Madrid. Teatro Real. 30-VI-2018. Angela Gheorghiu, Teodor Ilincai. Orquesta Titular del Teatro Real. Director: Ciprian Teodorascu. Obras de Enescu, Cilèa, Chaikovski, Bizet, Puccini, Brahms, Giordano, Shostakovich, Catalani y Grigoriu.

Fernando Fraga

Una velada tan rumana (cantantes y director) no podía comenzar sino con una rapsodia de Enescu y terminar, oficialmente, con el momento más conocido (Muszica) de una opereta de George Grigoriu que la Gheorghiu, ya desde los inicios de su carrera, suele incluir en sus programas u ofrecer como bis en los mismos. Juguetona página orquestal de Enescu (la Rumana nº 1 en La mayor) que Teodorascu, con la flexible orquesta asentada en el Real, resolvió con eficacia y brío lo mismo que las demás que tuvo a su cargo todas de contagioso ritmo danzable y que la joven batuta supo distinguir y desarrollar con pericia: Polonesa del Oneguin de Chaikovski, Danza húngara 5 de Brahms, Suite de jazz de Shostakovich. En el resto se puso al servicio de los intérpretes vocales como era lo deseable y legítimo en un programa bien elegido por su popular contenido o por ser bien proclive al lucimiento de los solistas.

La Gheorghiu comenzó dejando el listón bien alto con una lectura ejemplar de la entada de la Lecouvreur cileana, sin dejar de lado el importante recitato previo, en la que el impecable canto legato, las regulaciones, el bien controlado y amplio fiato estuvieron acordes con las necesidades del fragmento tanto en lo musical como en lo expresivo. Luego la hazaña se repitió con Un bel di vedremo de Cio-Cio-San y, sobre todo, en el O mio babbino caro de su bis en solitario, resuelto con una morbidez y una delectación algo caprichosa pero, indudablemente, con extraordinaria eficacia canora. En medio, una olvidable habanera de Carmen bien exagerada de gestos y la emotiva aria de la Wally donde de nuevo la cantante convenció.

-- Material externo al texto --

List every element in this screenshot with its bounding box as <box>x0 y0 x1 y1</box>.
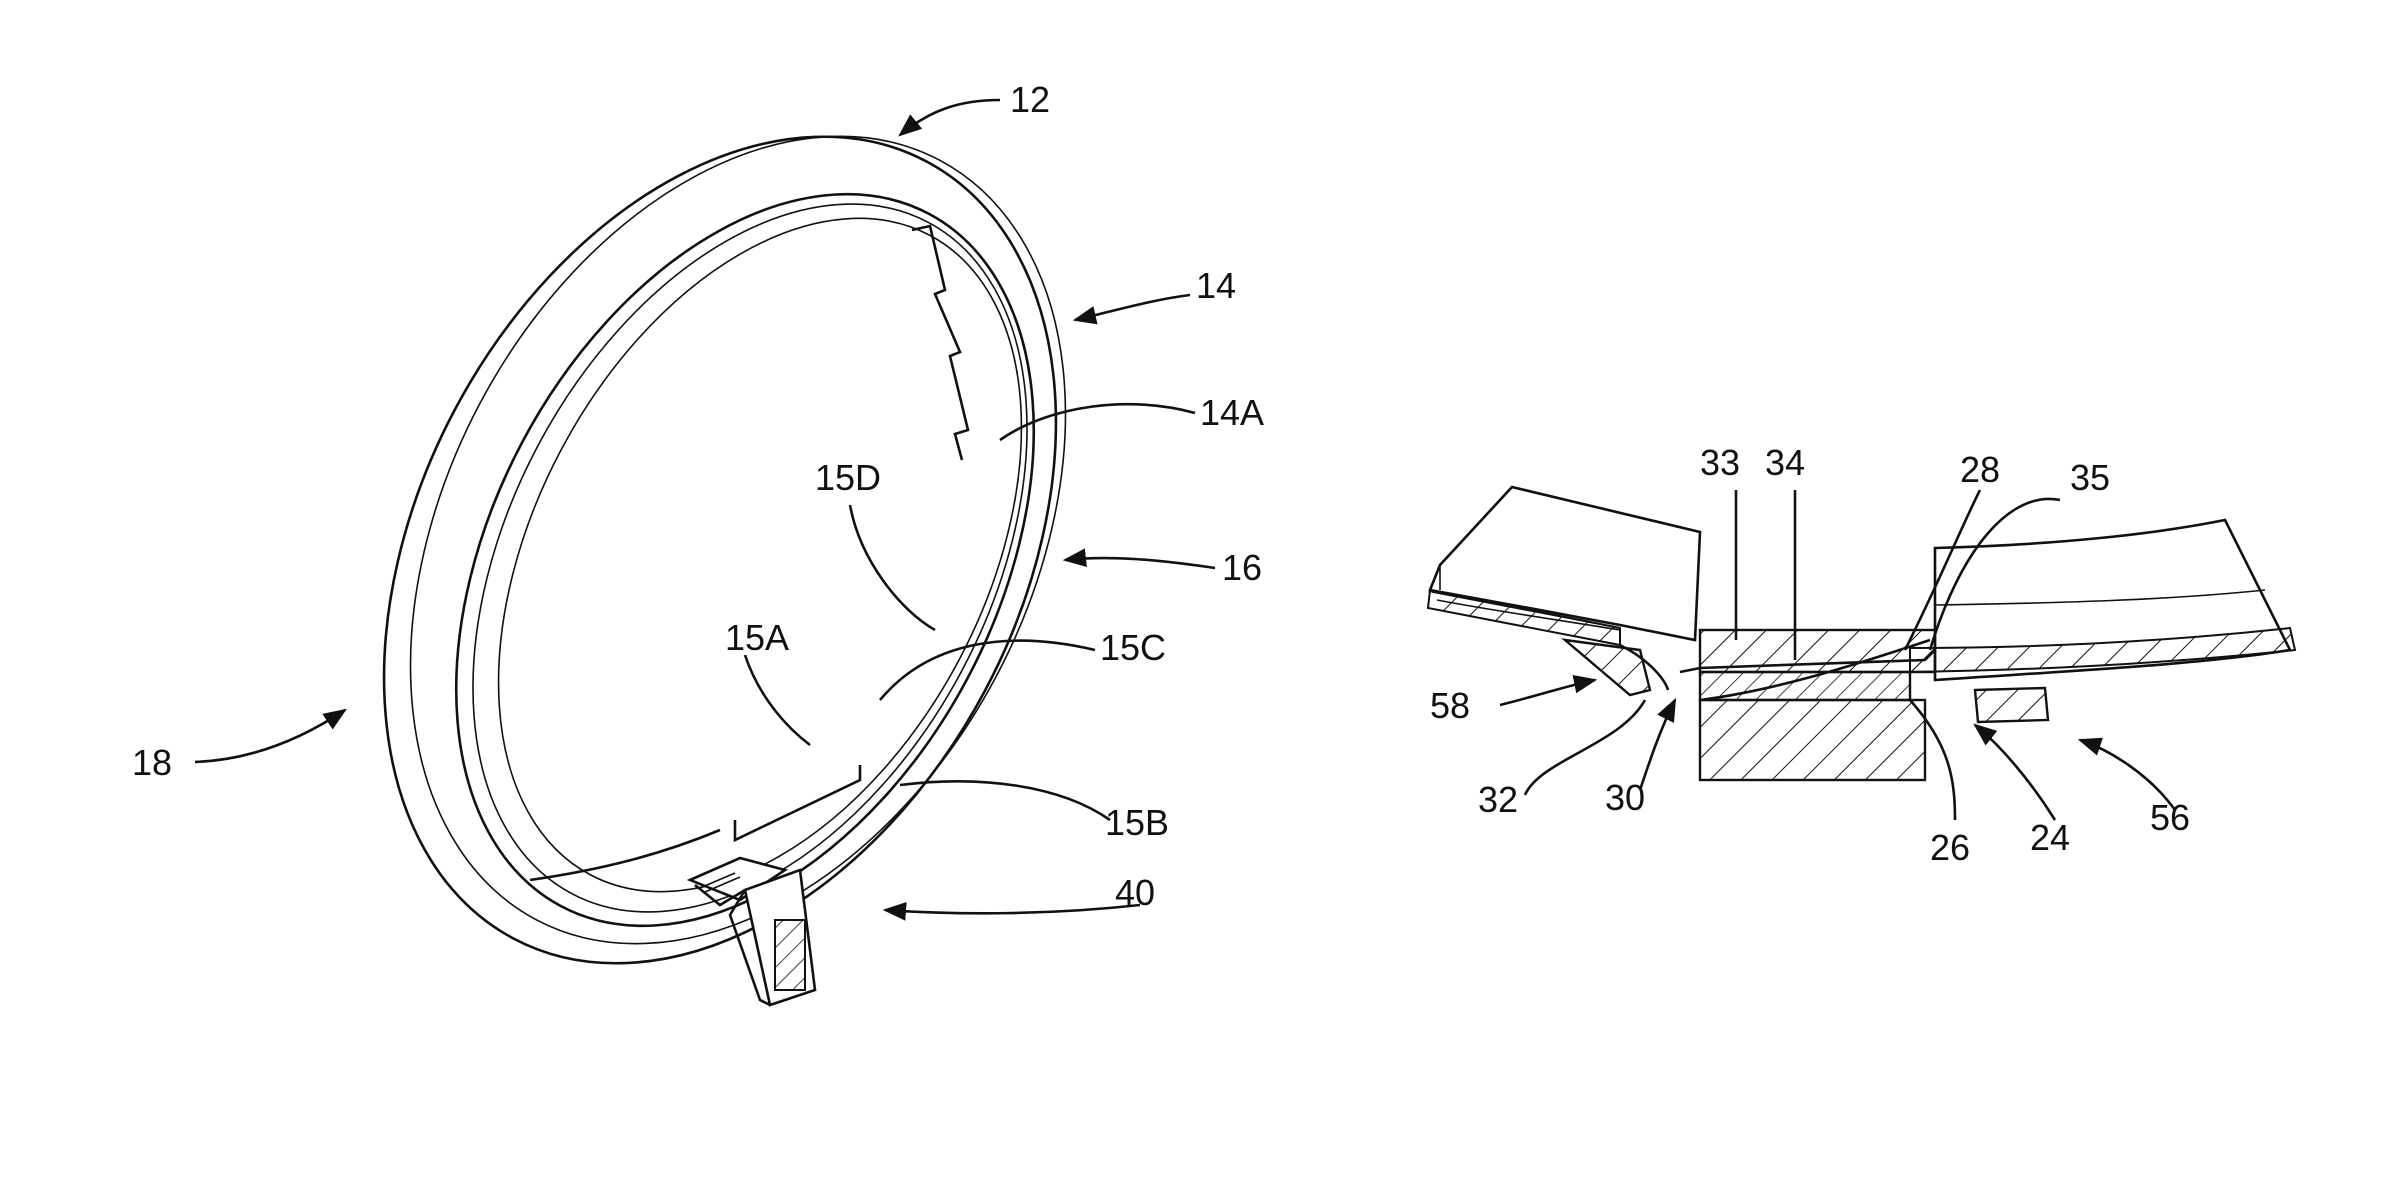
band-edge-lower <box>530 830 720 880</box>
ring-outer-edge <box>249 21 1192 1080</box>
ring-clip <box>690 858 815 1005</box>
label-26: 26 <box>1930 827 1970 868</box>
tab-24 <box>1975 688 2048 722</box>
label-16: 16 <box>1222 547 1262 588</box>
label-15b: 15B <box>1105 802 1169 843</box>
cross-section-figure: 33 34 28 35 58 32 30 26 24 56 <box>1428 442 2295 868</box>
label-14: 14 <box>1196 265 1236 306</box>
label-15c: 15C <box>1100 627 1166 668</box>
label-58: 58 <box>1430 685 1470 726</box>
base-block <box>1700 700 1925 780</box>
label-12: 12 <box>1010 79 1050 120</box>
label-32: 32 <box>1478 779 1518 820</box>
band-notches <box>912 226 968 460</box>
label-24: 24 <box>2030 817 2070 858</box>
label-34: 34 <box>1765 442 1805 483</box>
label-18: 18 <box>132 742 172 783</box>
label-40: 40 <box>1115 872 1155 913</box>
label-56: 56 <box>2150 797 2190 838</box>
label-30: 30 <box>1605 777 1645 818</box>
label-15a: 15A <box>725 617 789 658</box>
band-step-lower <box>735 765 860 840</box>
label-35: 35 <box>2070 457 2110 498</box>
hook-58 <box>1565 640 1650 695</box>
label-33: 33 <box>1700 442 1740 483</box>
label-15d: 15D <box>815 457 881 498</box>
ring-figure: 12 14 14A 16 18 15C 15D 15A 15B 40 <box>132 21 1264 1080</box>
label-14a: 14A <box>1200 392 1264 433</box>
label-28: 28 <box>1960 449 2000 490</box>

El tenor Ilincai, ya conocido del público madrileño por uno de los tantos Alfredo Germont que por aquí han pasado, asombró (y no se encuentra un verbo mejor para expresarlo) con todas sus interpretaciones, bien con la soprano a la que por momentos "ocultó" con su enorme presencia instrumental, bien en las arias a su exclusivo cargo. En L’anima ho stanca de Maurizio de Sajonia (papel que acaba de cantar en Sevilla con Ainhoa Arteta) puso sus cartas de presentación sobre la mesa: voz hermosa, potente, extensa y luminosa que a medida que avanzaba hacia el agudo se convertía aún en más brillante si cabe, sumando a todo ello acentos generosos y un temperamento arrollador.

A costa o por ello más interesado en el canto de fuerza que en la intimidad del mensaje por lo que, en el territorio pucciniano, le quedó mejor, pese a resultar esta también una ejecución de nivel, el conocido por "adiós a la vida" de Cavaradossi que el canto a la virilidad masculina como puede entenderse la confianza de Calaf en su triunfo final sobre la vengativa y gélida fémina china llamada Turandot. Con un español perfecto y con una entrega acorde con ese espléndido momento, Ilincai ofreció en bis un ¡No puede ser! del Leandro de Sorozábal a la altura de los mejores tenores que con tan agradecida romanza se han medido. De todos los fragmentos cantados por soprano y tenor (primer encuentro en Adriana Lecouvreur, final acto I de Bohème, Granada de Lara en último encore) el mejor fue el del dúo final de Andrea Chénier; él dando rienda suelta a sus prodigiosos medios aquí muy a propósito para hacerlo; ella, aprovechando esas frases sinuosas dilatadas del final resueltas con el encanto, el deleite y la ternura que han menester. Un concierto en fin muy exitoso como era de esperar y como mereció que fuera.